"A leisurely paced but ultimately rewarding, riveting thriller."– Kirkus Reviews
A sea voyage from the U.S. to Italy churns up whirlwind romance and a strong possibility of murder in Wickard’s (A Perfect Setup, 2013, etc.) latest thriller.
Sami Saxton is ready to enjoy an extended cruise with her pal Drew Shaffer. Things are off to a good start when Sami meets Giovanni Gulati, a handsome Italian who has more than a passing interest in her. But their burgeoning and exciting relationship is threatened when Sami sees a ski-masked man watching her, leading her to believe that she’s being followed by a stalker she thought she’d left behind in New York. It only gets more harrowing from there: police board the ship to investigate a missing passenger, and Sami receives a note slid under her door from “a secret admirer”—a list of crossed-out names; she’s next. Someone on the cruise may be an unsavory character from Sami’s past with sinister intentions.
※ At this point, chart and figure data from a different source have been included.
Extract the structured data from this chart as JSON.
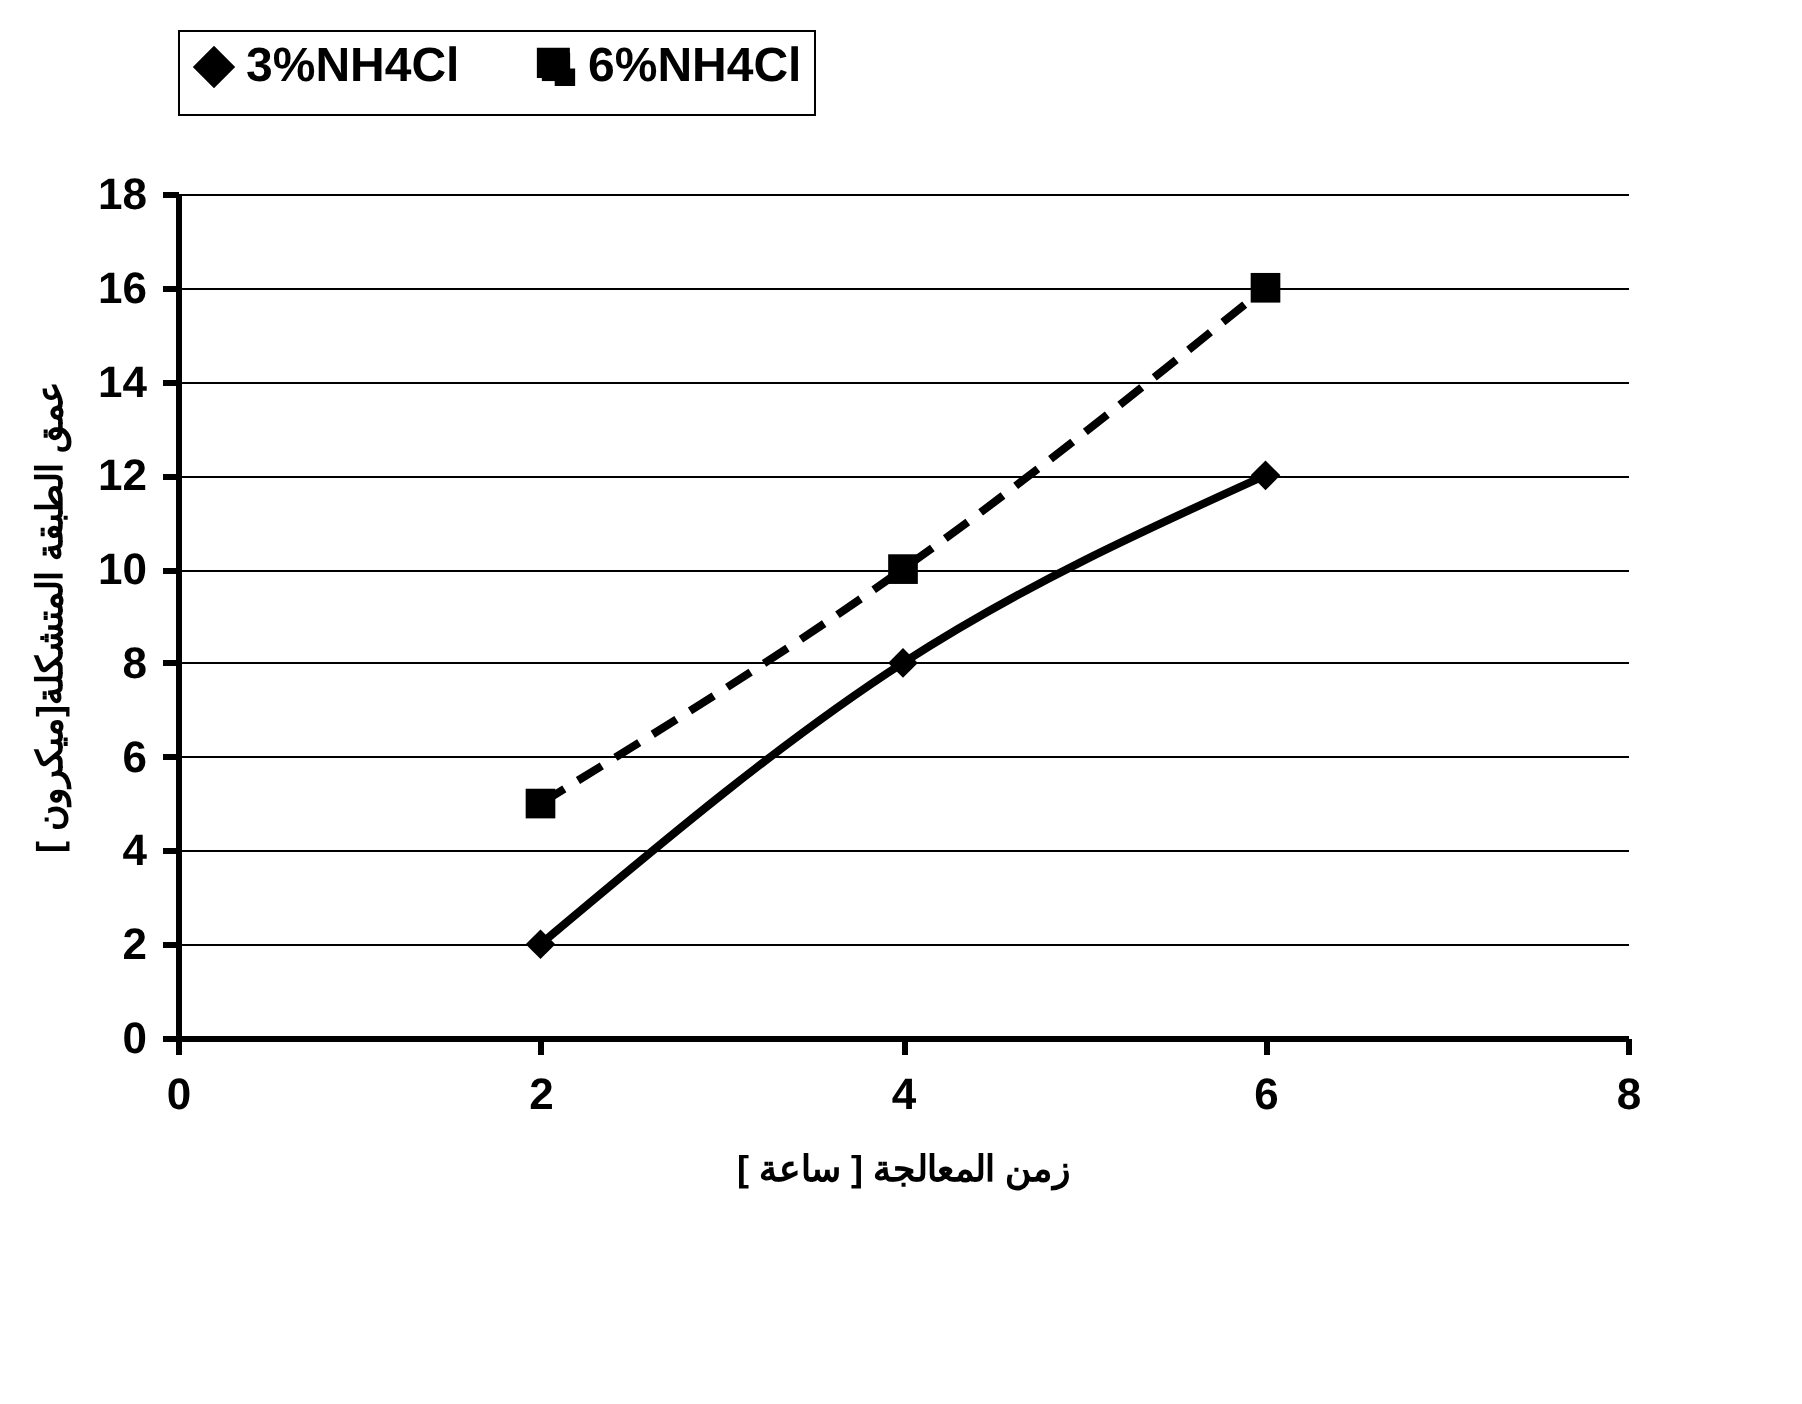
{
  "chart_data": {
    "type": "line",
    "xlabel": "زمن المعالجة [ ساعة ]",
    "ylabel": "عمق الطبقة المتشكلة[ميكرون ]",
    "x": [
      2,
      4,
      6
    ],
    "series": [
      {
        "name": "3%NH4Cl",
        "color": "#000000",
        "values": [
          2,
          8,
          12
        ],
        "marker": "diamond",
        "line_style": "solid"
      },
      {
        "name": "6%NH4Cl",
        "color": "#000000",
        "values": [
          5,
          10,
          16
        ],
        "marker": "square",
        "line_style": "dashed"
      }
    ],
    "xlim": [
      0,
      8
    ],
    "xticks": [
      0,
      2,
      4,
      6,
      8
    ],
    "ylim": [
      0,
      18
    ],
    "yticks": [
      0,
      2,
      4,
      6,
      8,
      10,
      12,
      14,
      16,
      18
    ],
    "grid": "y",
    "legend": "top"
  }
}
The suspense in Douglas’ thriller comes at a slow crawl, but effectively so. The menace onboard is introduced early with a quick perspective from an unknown person secretly keeping an eye on Sami. But much of the story is devoted to Sami’s time with Giovanni. Their romance is never tacky or excessively melodramatic; it’s a believable relationship with a suitor who alternates between amorous gestures and, on one of their dates, standing Sami up. Author Wickard will have readers on edge before the weirdo in a ski mask even makes an appearance: married Drew reignites a dangerous affair with a shrink, and Sami notices seemingly unfounded animosity from Mr. Delphino, Giovanni’s caretaker. The story doesn’t present itself as a whodunit, so while the identity of the masked man isn’t too surprising, it doesn’t diminish him as a genuine threat to Sami and Drew. Overall, Wickard efficiently delivers a narrative that’s like a methodical, white-knuckle grip of the throat, the tension gradually getting tighter.
A leisurely paced but ultimately rewarding, riveting thriller.
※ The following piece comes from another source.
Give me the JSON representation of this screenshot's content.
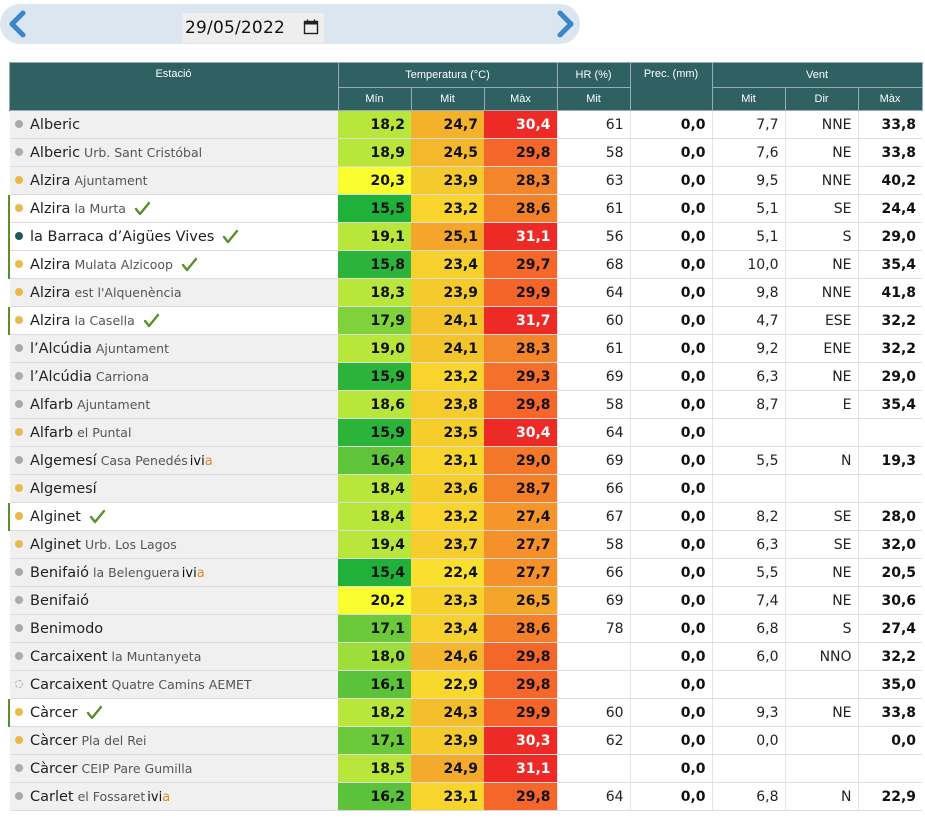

In Wickard’s debut thriller, a recently divorced woman flees the city for the country on a course destined to cross a serial killer.
Samantha, better known as Sami, leaves her unfaithful husband and her old life behind to take refuge at an old family home with her loyal Weimaraner, Blue. Unfortunately, since the cabin had been vacant for years, unhinged Smitty had assumed it was abandoned and was using it for dead body storage—young women who become his “wives” only after he’s killed them. In the ownership dispute, Smitty devises a way to make the cabin his again, whether or not Sami is willing to leave. Wickard’s novel colorfully illuminates the two synchronized protagonists, each displaying profound characteristics: Sami has trouble adjusting to her new life and Smitty balances his secret life with his normal one, with a (living) wife and infant daughter at home. Most of the violence is inferred, but tension is sustained by looming hostility. There are signs of violence at the cabin (a hacked beaver tail, for example) and Sami awakens more than once in her hotel room with Blue growling at the front door. Blue is such a well-defined character that he’s more friend than canine, to the point where Sami’s human friend Drew pales in comparison. Smitty’s surveillance of Sami helps establish him as a menacing presence, but the story achieves greater momentum when Smitty faces a conflict in the form of a teenage girl whose obsession with him is more aggressive than he could have imagined. Smitty refers to his smile as his “greatest weapon,” and that’s ultimately what makes him so terrifying. His starting point for murder is not a brutal act, but a genial expression.
Assertive characters with distinct backgrounds provide a solid foundation for the story of a killer on the hunt.